Oil Painting Wallpaper
Artistic Detail That Completes the Room
Wallmur’s oil painting wallpaper collection brings painted texture, depth, and warmth to your space. With options like florals, landscapes, and vintage compositions, these designs add contrast without dominating the room.
Each piece is created to work with real interiors - not just for style, but for comfort. A beautiful oil painting wallpaper makes the space feel curated, not crowded.
Designed for Every Room
Whether it’s a living room wall or a quiet corner in the bedroom, these wallpapers bring a sense of balance.
For simple spaces, an abstract oil painting wallpaper adds energy without noise. For more layered rooms, textured brushstrokes help tie elements together.
You don’t have to redesign the room - oil painting wallpapers can shift the focus with just one surface.
Color That Changes How You Feel
Walls affect the way we experience a room. A small change - tone, texture, movement - makes the space feel fresh and intentional.
Adding one oil painting wallpaper creates that shift. It’s fast, affordable, and doesn’t require anything else to work.
From Cave Walls to Today
Humans have used paint to transform spaces for over 17,000 years. The earliest known examples come from the Lascaux caves in France and Altamira in Spain, painted with iron oxide.
Later, in the Early Christian era, red ocher was used to decorate stone churches - an early form of architectural expression.
This need to shape space with color hasn’t changed. We still seek beauty, calm, and meaning - only now, we do it with wallpaper.

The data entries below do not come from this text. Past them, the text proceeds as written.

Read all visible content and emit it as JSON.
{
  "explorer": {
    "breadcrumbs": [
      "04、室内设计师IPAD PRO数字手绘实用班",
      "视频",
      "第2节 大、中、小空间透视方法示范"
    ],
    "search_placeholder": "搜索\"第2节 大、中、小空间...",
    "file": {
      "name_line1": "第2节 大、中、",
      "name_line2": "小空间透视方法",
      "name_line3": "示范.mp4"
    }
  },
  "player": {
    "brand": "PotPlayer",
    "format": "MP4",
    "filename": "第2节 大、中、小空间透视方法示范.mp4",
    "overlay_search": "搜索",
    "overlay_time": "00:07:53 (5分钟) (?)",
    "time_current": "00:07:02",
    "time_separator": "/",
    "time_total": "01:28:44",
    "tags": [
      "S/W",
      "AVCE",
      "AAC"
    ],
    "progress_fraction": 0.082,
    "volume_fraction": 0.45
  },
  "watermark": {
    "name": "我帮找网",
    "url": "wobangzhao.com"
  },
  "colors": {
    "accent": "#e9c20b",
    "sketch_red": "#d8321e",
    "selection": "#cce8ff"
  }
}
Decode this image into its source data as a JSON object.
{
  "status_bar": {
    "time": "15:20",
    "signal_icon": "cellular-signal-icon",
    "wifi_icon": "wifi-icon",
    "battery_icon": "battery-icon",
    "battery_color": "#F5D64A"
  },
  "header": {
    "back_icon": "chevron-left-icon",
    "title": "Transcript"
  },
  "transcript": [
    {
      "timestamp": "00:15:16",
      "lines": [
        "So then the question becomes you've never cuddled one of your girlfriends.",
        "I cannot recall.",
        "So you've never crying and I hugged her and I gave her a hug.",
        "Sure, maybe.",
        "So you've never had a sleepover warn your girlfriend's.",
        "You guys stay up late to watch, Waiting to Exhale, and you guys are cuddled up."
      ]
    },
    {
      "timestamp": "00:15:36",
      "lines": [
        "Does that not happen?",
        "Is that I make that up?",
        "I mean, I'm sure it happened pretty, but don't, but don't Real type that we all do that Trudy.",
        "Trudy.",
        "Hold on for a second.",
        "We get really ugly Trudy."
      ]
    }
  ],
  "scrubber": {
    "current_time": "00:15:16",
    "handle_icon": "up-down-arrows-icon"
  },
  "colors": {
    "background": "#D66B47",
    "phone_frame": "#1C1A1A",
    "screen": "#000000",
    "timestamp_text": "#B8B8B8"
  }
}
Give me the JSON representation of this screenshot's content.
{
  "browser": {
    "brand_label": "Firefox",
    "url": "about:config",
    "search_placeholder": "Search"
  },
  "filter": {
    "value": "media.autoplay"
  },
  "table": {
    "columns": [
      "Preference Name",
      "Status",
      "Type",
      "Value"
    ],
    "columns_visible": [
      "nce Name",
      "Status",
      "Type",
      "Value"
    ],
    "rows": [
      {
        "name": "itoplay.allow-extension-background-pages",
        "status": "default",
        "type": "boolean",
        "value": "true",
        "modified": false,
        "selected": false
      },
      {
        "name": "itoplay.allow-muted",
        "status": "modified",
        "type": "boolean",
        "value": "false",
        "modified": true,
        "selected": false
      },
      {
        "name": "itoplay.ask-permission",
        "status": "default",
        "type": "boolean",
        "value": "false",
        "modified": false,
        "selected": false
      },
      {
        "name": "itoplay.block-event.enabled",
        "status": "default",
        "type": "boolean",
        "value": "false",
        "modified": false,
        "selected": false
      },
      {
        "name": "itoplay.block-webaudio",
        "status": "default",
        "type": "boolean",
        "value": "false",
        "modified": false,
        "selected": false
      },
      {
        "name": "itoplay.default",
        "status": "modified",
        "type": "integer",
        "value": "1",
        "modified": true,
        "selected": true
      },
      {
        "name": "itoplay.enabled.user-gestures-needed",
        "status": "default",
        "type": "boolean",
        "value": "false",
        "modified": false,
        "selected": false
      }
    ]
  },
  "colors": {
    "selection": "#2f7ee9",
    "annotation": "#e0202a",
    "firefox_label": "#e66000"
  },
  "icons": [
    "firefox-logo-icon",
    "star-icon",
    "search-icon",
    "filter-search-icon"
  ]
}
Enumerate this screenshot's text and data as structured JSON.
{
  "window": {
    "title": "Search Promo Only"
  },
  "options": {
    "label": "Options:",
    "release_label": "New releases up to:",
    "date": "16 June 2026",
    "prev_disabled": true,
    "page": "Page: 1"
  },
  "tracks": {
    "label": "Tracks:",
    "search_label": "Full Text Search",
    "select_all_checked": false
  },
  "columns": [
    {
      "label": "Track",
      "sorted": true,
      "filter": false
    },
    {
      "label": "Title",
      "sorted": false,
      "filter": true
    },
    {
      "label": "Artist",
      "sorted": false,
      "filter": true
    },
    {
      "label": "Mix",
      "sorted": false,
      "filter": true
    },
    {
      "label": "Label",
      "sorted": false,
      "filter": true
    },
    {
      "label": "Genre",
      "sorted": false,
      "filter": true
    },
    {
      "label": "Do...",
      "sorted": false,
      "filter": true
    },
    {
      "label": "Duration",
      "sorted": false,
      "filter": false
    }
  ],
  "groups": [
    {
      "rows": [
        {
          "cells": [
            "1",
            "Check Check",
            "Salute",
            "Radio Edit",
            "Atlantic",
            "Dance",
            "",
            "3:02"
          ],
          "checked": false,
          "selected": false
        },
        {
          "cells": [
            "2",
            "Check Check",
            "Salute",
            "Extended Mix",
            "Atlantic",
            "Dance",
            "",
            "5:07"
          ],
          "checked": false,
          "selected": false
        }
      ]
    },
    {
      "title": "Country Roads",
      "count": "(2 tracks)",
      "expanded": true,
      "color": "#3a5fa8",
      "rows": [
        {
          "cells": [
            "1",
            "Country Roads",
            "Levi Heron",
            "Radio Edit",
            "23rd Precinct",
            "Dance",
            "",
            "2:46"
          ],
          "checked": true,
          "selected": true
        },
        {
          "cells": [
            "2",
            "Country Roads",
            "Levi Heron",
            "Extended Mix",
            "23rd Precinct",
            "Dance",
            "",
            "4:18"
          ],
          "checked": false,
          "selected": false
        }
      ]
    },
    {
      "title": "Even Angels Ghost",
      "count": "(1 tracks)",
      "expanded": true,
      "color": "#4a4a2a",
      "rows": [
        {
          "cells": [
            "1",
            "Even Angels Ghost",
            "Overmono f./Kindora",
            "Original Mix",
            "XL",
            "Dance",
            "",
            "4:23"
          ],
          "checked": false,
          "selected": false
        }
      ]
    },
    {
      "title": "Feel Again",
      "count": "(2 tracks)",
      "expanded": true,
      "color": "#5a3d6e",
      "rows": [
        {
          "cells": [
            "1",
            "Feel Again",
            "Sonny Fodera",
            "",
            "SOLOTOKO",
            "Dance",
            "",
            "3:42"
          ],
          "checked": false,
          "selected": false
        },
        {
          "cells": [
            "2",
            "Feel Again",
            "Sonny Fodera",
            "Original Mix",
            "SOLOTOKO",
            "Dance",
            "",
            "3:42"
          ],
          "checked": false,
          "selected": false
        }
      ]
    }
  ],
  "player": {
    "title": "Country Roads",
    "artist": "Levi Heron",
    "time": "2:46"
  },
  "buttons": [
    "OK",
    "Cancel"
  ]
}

Living rooms, dining areas, a headboard wall, an entry panel, and a study backdrop. Use the wall seen on entry or the one behind an anchor piece so the image reads clearly, and keep nearby surfaces quiet. Browse more painterly designs in our art wallpaper collection.
In small rooms, or when the print is high contrast, one wall is the safer choice. Larger, bright spaces can take multiple walls if the palette is restrained and the brushwork is soft; keep seams away from key strokes.
Abstract prints fit modern and minimal. Tonal landscapes suit transitional rooms. Soft, muted brush textures work with Scandinavian and Japandi schemes. Classic still lifes pair with traditional furniture and simple mouldings.
Set a base of cream, ivory, or warm grey. Lift one or two hues from the print for accents, for example, navy, bottle green, oxblood, or ochre. Choose one metal throughout, brass for warmth or blackened steel for a sharper outline.